An Iraqi refugee who came to the United States in 2009 has been sentenced to 16 years in federal prison for aiding ISIS. Omar Faraj Saeed Al Hardan pleaded guilty in 2016 to attempting to provide material support to the terrorist organization.
“Any person who provides material support to a foreign terrorist organization will be investigated and prosecuted to the fullest extent of the law,” Acting U.S. Attorney Abe Martinez released in a statement. “Al Hardan’s actions were treacherous and completely antithetical to the freedoms we as U.S. citizens value. The sentence imposed today reflects the Department of Justice’s resolve to seek out and punish all violators who would give aid and comfort to international terrorists.”
According to court documents, Al Hardan pledged his allegiance to ISIS in 2014 and participated in weapons training with an AK-47.
"Upon his arrest in January 2016, investigators discovered training CDs on how to build remote detonators, electronic circuitry components, tools used to build circuitry, multiple cell phones (that had not been activated), a prayer list for committing Jihad and becoming a martyr and the ISIL flag," the Department of Justice detailed.
Upon release in 2033, Al Hardan will finish his life on supervised release.
According to FBI Director Christopher Wray, federal agents are currently investigating 1000 ISIS related cases in all 50 states across the country.
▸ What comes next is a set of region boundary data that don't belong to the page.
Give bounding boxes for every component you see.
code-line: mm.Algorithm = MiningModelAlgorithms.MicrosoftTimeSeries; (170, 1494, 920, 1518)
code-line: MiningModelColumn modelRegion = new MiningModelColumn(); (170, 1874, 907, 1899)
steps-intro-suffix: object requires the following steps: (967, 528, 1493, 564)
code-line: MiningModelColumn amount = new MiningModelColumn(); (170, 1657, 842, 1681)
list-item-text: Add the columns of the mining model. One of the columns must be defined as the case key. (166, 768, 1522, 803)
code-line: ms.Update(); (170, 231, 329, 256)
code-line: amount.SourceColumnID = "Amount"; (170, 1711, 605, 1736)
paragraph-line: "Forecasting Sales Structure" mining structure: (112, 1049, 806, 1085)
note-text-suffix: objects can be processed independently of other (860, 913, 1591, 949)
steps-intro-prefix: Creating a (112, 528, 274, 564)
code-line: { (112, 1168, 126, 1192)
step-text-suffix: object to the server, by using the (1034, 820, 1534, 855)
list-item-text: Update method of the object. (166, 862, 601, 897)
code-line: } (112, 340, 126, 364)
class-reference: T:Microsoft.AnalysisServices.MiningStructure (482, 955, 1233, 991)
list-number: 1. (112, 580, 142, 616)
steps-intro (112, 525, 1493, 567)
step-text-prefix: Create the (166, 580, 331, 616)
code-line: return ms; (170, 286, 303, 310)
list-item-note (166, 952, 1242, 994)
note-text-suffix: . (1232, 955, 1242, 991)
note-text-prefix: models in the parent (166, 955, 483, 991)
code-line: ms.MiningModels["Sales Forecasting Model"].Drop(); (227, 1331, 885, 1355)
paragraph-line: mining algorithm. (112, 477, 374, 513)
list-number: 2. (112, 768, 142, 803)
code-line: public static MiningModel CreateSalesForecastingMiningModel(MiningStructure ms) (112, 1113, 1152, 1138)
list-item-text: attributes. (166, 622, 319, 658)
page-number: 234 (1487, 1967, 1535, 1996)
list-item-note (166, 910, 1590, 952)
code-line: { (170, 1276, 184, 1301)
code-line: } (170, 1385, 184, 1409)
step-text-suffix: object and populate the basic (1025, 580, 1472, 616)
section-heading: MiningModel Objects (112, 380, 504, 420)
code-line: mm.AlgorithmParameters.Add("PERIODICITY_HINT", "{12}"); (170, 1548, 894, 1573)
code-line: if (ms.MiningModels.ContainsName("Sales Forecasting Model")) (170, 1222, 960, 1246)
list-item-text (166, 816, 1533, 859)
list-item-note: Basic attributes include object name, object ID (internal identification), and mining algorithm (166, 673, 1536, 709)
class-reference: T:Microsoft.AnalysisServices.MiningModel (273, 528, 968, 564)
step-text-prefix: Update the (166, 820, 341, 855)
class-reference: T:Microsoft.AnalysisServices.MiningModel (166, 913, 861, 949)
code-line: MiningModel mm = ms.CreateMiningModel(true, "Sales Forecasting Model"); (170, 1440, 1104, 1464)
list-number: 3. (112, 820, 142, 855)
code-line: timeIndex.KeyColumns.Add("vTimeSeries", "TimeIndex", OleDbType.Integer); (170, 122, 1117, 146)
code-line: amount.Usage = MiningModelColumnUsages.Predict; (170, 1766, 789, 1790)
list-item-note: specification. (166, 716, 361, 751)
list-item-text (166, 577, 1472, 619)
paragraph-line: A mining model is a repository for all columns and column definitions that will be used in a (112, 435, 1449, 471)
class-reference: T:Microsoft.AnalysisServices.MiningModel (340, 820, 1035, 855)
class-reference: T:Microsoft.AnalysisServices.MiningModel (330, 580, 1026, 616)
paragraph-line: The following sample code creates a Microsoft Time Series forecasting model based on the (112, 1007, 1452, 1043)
"Currently, the FBI views the Islamic State of Iraq and Syria (“ISIS”) and homegrown violent extremists as the main terrorism threats to the United States. ISIS is relentless and ruthless in its campaign of violence and has aggressively promoted its hateful message, attracting like-minded violent extremists. The threats posed by ISIS foreign terrorist fighters, including those recruited from the U.S., are extremely dynamic. These threats remain the highest priority and create the most serious challenges for the FBI, the U.S. Intelligence Community, and our foreign, State, and local partners," Wray said during recent Congressional testimony. "We continue to identify individuals who seek to join the ranks of foreign fighters traveling in support of ISIS, as well as homegrown violent extremists who may aspire to attack the United States from within. In addition, we are working to expose, refute and combat terrorist propaganda and training available via the Internet and social media networks."
President Trump's original travel ban included Iraq, which has since been taken off the list.